Toutes ces observations n’expliquaient pas la raison de sa présence. Lui-même l’ignorait visiblement à regarder les alentours avec dégoût.

Faisant fi de sa déception Lucy poursuivit son examen. Nez aplati, crâne dégarni même avec la meilleure volonté du monde rien ne le sauvait du désintérêt.

Un murmure se fit alors sur la droite de l’adolescente. Une sorte d’écho suivit sur la gauche bien plus puissant.

« Lucy ! Tu m'entends sale paresseuse ? »

Simon Hangus le grand patriarche venait d’entrer en scène. Toujours vêtu d’une salopette, et d’une paire de botte il était l’archétype du fermier ou plutôt sa caricature.Dans son cas trois mots étaient nécessaire à sa description : trimer, gueuler, et frapper.

Sans même attendre une réaction de sa fille il la prit par le bras et la jeta à l’arrière de sa camionnette. Ces deux frères l’y attendaient déjà. George le plus jeune des deux rigola devant le spectacle. Même à dix-sept ans le môme sadique arrachant les ailes de mouche et étranglant les chats, n’avait pas disparu en lui.

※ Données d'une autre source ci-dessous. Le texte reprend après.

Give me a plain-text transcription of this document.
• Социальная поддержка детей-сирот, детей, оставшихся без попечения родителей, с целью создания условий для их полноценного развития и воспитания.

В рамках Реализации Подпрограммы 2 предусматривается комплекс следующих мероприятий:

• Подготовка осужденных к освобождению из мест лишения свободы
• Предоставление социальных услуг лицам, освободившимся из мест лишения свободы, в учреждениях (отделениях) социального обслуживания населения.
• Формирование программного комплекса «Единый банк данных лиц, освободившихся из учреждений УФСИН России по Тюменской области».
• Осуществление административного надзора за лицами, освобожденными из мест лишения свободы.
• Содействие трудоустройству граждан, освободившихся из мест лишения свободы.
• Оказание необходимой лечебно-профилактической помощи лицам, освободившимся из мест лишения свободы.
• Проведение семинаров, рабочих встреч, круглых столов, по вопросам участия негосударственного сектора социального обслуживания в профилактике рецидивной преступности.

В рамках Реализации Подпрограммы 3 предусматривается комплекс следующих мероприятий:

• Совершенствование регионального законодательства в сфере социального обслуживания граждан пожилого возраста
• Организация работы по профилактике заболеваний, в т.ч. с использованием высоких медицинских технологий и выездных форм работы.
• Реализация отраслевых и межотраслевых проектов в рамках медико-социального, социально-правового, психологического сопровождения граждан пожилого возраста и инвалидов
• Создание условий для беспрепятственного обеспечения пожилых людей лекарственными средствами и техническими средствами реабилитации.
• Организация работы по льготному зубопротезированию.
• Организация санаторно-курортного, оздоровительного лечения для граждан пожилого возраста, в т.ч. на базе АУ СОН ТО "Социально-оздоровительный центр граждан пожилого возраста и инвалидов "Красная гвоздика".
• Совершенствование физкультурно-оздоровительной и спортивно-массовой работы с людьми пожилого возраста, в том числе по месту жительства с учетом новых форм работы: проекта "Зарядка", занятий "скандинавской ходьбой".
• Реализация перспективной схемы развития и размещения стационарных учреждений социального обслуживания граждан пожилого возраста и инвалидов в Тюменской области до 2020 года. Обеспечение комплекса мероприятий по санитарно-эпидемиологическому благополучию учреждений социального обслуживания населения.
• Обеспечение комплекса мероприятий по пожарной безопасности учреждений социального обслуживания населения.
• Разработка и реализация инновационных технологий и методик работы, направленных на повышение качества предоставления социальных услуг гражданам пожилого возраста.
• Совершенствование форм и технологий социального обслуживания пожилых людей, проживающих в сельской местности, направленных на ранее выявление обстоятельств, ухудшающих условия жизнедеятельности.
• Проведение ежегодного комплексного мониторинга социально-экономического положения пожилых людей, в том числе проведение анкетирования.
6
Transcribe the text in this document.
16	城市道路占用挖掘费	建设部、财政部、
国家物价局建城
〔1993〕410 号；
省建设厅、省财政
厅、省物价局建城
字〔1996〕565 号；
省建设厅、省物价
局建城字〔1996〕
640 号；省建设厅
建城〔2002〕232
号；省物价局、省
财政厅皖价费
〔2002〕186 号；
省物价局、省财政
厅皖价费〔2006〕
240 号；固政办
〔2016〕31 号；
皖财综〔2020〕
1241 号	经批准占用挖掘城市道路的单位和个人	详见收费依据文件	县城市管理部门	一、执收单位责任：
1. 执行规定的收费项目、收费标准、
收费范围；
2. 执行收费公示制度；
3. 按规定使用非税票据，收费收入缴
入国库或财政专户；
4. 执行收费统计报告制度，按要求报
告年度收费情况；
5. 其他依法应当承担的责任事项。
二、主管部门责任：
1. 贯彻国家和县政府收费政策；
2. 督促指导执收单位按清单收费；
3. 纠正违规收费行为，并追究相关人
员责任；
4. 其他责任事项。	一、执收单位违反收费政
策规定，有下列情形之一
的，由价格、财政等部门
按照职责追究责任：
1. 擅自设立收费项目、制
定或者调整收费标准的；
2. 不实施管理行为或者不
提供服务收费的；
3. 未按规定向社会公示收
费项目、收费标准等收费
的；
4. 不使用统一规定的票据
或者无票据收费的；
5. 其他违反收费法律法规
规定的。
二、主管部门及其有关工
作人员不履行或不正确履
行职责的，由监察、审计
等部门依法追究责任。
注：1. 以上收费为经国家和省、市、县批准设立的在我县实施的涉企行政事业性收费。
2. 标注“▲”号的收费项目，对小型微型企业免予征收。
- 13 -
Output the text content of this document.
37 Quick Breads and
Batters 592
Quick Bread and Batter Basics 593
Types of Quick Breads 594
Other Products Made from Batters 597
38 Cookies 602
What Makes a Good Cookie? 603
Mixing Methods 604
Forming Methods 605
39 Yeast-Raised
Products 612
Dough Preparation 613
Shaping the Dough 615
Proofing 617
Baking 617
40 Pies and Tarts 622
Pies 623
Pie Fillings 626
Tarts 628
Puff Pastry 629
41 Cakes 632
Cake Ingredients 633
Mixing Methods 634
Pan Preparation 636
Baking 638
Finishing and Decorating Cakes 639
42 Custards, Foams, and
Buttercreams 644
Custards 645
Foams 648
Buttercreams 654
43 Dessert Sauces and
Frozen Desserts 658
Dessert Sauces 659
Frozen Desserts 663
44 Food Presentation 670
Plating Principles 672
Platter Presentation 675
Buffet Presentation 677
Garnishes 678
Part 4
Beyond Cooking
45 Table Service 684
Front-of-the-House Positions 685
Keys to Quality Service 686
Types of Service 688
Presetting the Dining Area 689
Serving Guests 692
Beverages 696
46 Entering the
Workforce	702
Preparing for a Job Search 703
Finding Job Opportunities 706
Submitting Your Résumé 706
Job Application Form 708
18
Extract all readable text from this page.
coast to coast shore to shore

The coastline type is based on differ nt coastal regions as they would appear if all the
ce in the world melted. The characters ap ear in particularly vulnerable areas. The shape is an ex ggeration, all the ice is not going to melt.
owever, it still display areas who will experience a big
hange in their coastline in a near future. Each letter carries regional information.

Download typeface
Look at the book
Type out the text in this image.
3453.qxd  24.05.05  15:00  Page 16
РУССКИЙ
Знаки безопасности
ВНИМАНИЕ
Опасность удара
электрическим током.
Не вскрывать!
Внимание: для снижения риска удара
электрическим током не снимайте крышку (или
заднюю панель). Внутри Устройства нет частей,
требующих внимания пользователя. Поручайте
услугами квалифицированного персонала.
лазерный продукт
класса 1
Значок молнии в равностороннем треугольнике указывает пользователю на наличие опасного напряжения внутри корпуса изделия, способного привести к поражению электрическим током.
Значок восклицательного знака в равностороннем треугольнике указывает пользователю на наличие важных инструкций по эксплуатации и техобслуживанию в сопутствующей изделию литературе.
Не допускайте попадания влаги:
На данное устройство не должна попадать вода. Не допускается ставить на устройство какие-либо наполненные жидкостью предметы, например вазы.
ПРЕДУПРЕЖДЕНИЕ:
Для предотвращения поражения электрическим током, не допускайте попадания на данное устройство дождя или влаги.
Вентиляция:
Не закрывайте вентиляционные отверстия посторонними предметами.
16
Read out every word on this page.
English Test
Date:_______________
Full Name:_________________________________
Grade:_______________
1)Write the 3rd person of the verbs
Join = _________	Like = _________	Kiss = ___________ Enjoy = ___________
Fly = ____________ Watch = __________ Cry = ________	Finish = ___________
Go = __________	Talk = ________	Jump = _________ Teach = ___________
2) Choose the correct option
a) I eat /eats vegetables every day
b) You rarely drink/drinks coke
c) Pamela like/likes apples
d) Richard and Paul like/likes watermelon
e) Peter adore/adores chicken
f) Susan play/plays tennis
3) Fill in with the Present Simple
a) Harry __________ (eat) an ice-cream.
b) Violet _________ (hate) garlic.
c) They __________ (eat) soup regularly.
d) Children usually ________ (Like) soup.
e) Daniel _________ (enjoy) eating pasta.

Robert l’ainé répugnait bien plus Lucy. George lui au moins trouvait un certain plaisir dans sa cruauté. Les taloches de Robert elles étaient juste une reproduction de celles de son père. Cette copie soumise et incapable de la moindre individualité incarnait tout le drame de l’existence de Lucy : une répétition immuable.

La camionnette démarra. Eliott effectua un salut discret de la main avant de retourner à la boulangerie. Seule la brute demeura immobile sur le trottoir tandis que les habitants vaquaient à leur occupation. A ce stade cet homme n’était pas intrus ou un étranger mais une erreur un peu comme les yeux verts de Lucy.

Le lien commençait déjà à se tisser.